250 corporates choose Oasis to do their recycling too. As the volume in these cases is greater than with domestic drop-offs, Oasis does the collecting using their dedicated trucks.
People in the workshop have different degrees of disability, but there is a role for each to play.
“Those who need a quieter environment and more boundaries are assigned to an occupational group who work in a quiet room, undoing pages leaf by leaf from old novels and books,” explained Des. This paper goes into recycling too. They don’t take short cuts.
The benefits are mutual
“This is one of the reasons why we run such a fantastic recycling service; in fact we can’t keep up with the demand. It’s the quality our workers bring. They love what they do and are eager and meticulous. It’s a social activity for them as well as a task.”

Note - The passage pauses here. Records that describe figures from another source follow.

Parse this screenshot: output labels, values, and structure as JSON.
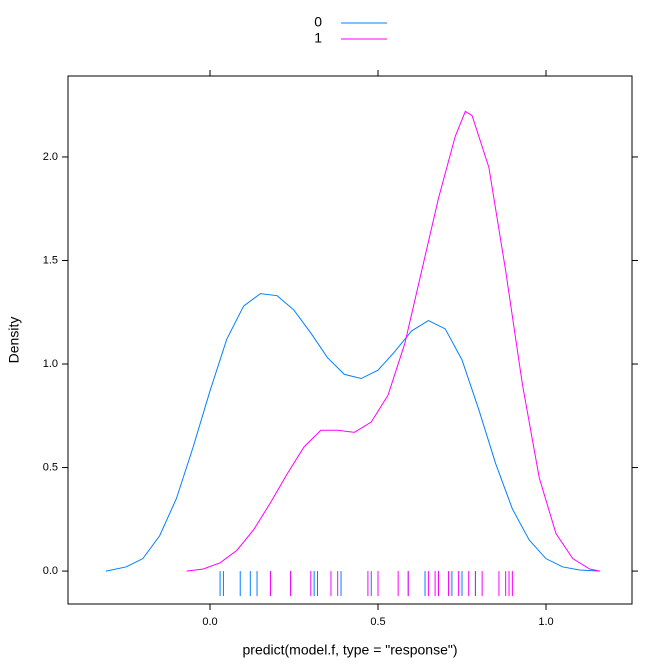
{
  "chart_data": {
    "type": "density",
    "xlabel": "predict(model.f, type = \"response\")",
    "ylabel": "Density",
    "xlim": [
      -0.4226,
      1.256
    ],
    "ylim": [
      -0.159,
      2.391
    ],
    "xticks": [
      {
        "value": 0,
        "label": "0.0"
      },
      {
        "value": 0.5,
        "label": "0.5"
      },
      {
        "value": 1,
        "label": "1.0"
      }
    ],
    "yticks": [
      {
        "value": 0,
        "label": "0.0"
      },
      {
        "value": 0.5,
        "label": "0.5"
      },
      {
        "value": 1,
        "label": "1.0"
      },
      {
        "value": 1.5,
        "label": "1.5"
      },
      {
        "value": 2,
        "label": "2.0"
      }
    ],
    "series": [
      {
        "name": "0",
        "color": "#0080ff",
        "x": [
          -0.31,
          -0.25,
          -0.2,
          -0.15,
          -0.1,
          -0.05,
          0.0,
          0.05,
          0.1,
          0.15,
          0.2,
          0.25,
          0.3,
          0.35,
          0.4,
          0.45,
          0.5,
          0.55,
          0.6,
          0.65,
          0.7,
          0.75,
          0.8,
          0.85,
          0.9,
          0.95,
          1.0,
          1.05,
          1.1,
          1.16
        ],
        "values": [
          0,
          0.02,
          0.06,
          0.17,
          0.35,
          0.6,
          0.87,
          1.12,
          1.28,
          1.34,
          1.33,
          1.26,
          1.15,
          1.03,
          0.95,
          0.93,
          0.97,
          1.06,
          1.16,
          1.21,
          1.17,
          1.02,
          0.78,
          0.52,
          0.3,
          0.15,
          0.06,
          0.02,
          0.005,
          0
        ],
        "rug": [
          0.03,
          0.04,
          0.09,
          0.12,
          0.14,
          0.18,
          0.24,
          0.31,
          0.39,
          0.48,
          0.5,
          0.59,
          0.64,
          0.68,
          0.72,
          0.75,
          0.79
        ]
      },
      {
        "name": "1",
        "color": "#ff00ff",
        "x": [
          -0.07,
          -0.02,
          0.03,
          0.08,
          0.13,
          0.18,
          0.23,
          0.28,
          0.33,
          0.38,
          0.43,
          0.48,
          0.53,
          0.58,
          0.63,
          0.68,
          0.73,
          0.76,
          0.78,
          0.83,
          0.88,
          0.93,
          0.98,
          1.03,
          1.08,
          1.13,
          1.16
        ],
        "values": [
          0,
          0.01,
          0.04,
          0.1,
          0.2,
          0.33,
          0.47,
          0.6,
          0.68,
          0.68,
          0.67,
          0.72,
          0.85,
          1.1,
          1.45,
          1.8,
          2.1,
          2.22,
          2.2,
          1.95,
          1.45,
          0.9,
          0.45,
          0.18,
          0.06,
          0.01,
          0
        ],
        "rug": [
          0.18,
          0.24,
          0.3,
          0.32,
          0.36,
          0.38,
          0.47,
          0.5,
          0.56,
          0.59,
          0.65,
          0.67,
          0.68,
          0.71,
          0.74,
          0.77,
          0.79,
          0.81,
          0.86,
          0.88,
          0.89,
          0.9
        ]
      }
    ]
  }
}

Remember the 3 Rs (reduce, re-use, recycle)? Well a successful ‘re-use’ operation is run here too in the form of a second-hand book and bric-a-brac shop. The donations help to reduce waste (people bring old clothes and household items that would otherwise end on the landfill) and generate an income. The centre raises 42% of the funds it needs each year, a high figure for an NGO.
Oasis hums with activity and is far from institutional.

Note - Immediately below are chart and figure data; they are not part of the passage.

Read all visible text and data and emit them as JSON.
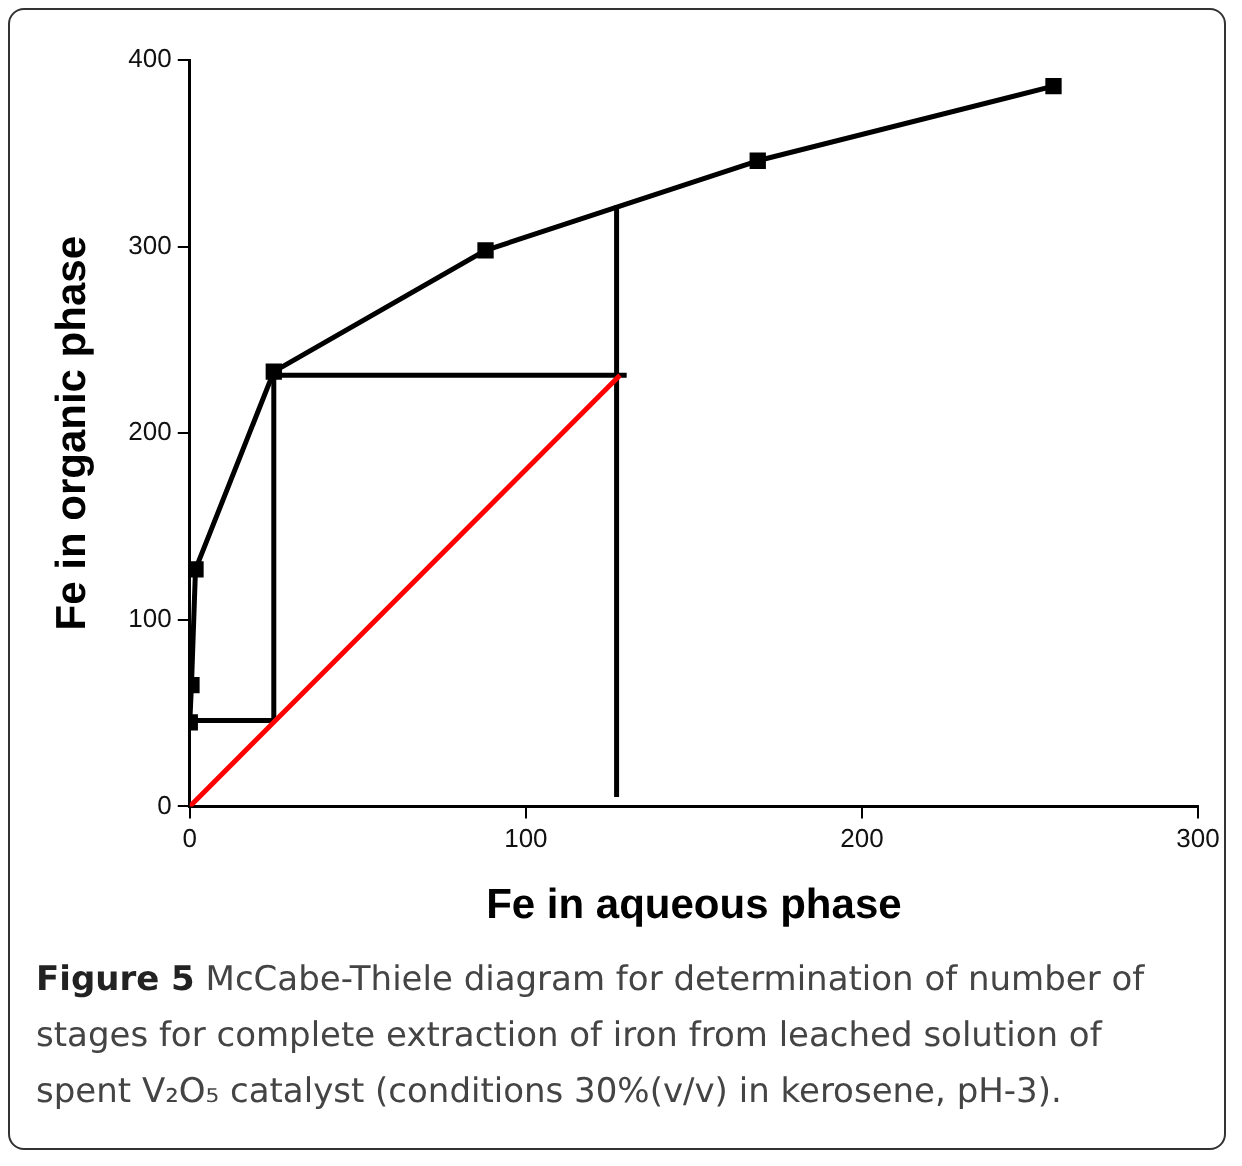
{
  "chart_data": {
    "type": "line",
    "xlabel": "Fe in aqueous phase",
    "ylabel": "Fe in organic phase",
    "xlim": [
      0,
      300
    ],
    "xticks": [
      0,
      100,
      200,
      300
    ],
    "ylim": [
      0,
      400
    ],
    "yticks": [
      0,
      100,
      200,
      300,
      400
    ],
    "grid": false,
    "legend": false,
    "series": [
      {
        "type": "line",
        "color": "#000000",
        "marker": "square",
        "x": [
          0,
          0.5,
          1.7,
          25,
          88,
          169,
          257
        ],
        "values": [
          45,
          65,
          127,
          233,
          298,
          346,
          386
        ]
      },
      {
        "type": "line",
        "color": "#ff0000",
        "marker": "none",
        "x": [
          0,
          128
        ],
        "values": [
          0,
          231
        ]
      },
      {
        "type": "line",
        "color": "#000000",
        "marker": "none",
        "x": [
          127,
          127
        ],
        "values": [
          5,
          322
        ]
      },
      {
        "type": "line",
        "color": "#000000",
        "marker": "none",
        "x": [
          130,
          25,
          25,
          0
        ],
        "values": [
          231,
          231,
          46,
          46
        ]
      }
    ],
    "annotations": [
      "Figure 5",
      "McCabe-Thiele diagram for determination of number of stages for complete extraction of iron from leached solution of spent V₂O₅ catalyst (conditions 30%(v/v) in kerosene, pH-3)."
    ]
  }
}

“People drive in continuously to drop off materials and end up staying for tea at our famous bakery; Mondi, Consol and others are picking up once or twice a week; and we get lots of visitors,” said Des. “Sponsorship is made easier by this – people can experience the recycling centre first hand.”
I asked about organic kitchen-waste recycling – it seemed to be the only missing element in the recycling rainbow. But there’s literally no space. The tiny square of grass is a dedicated ‘soccer field.’
According to an Environmental Affairs media statement issued in 2007, South Africa has set a national target of reducing waste going to landfills by 70% by 2022. Certainly this small band of special people is contributing towards making that happen.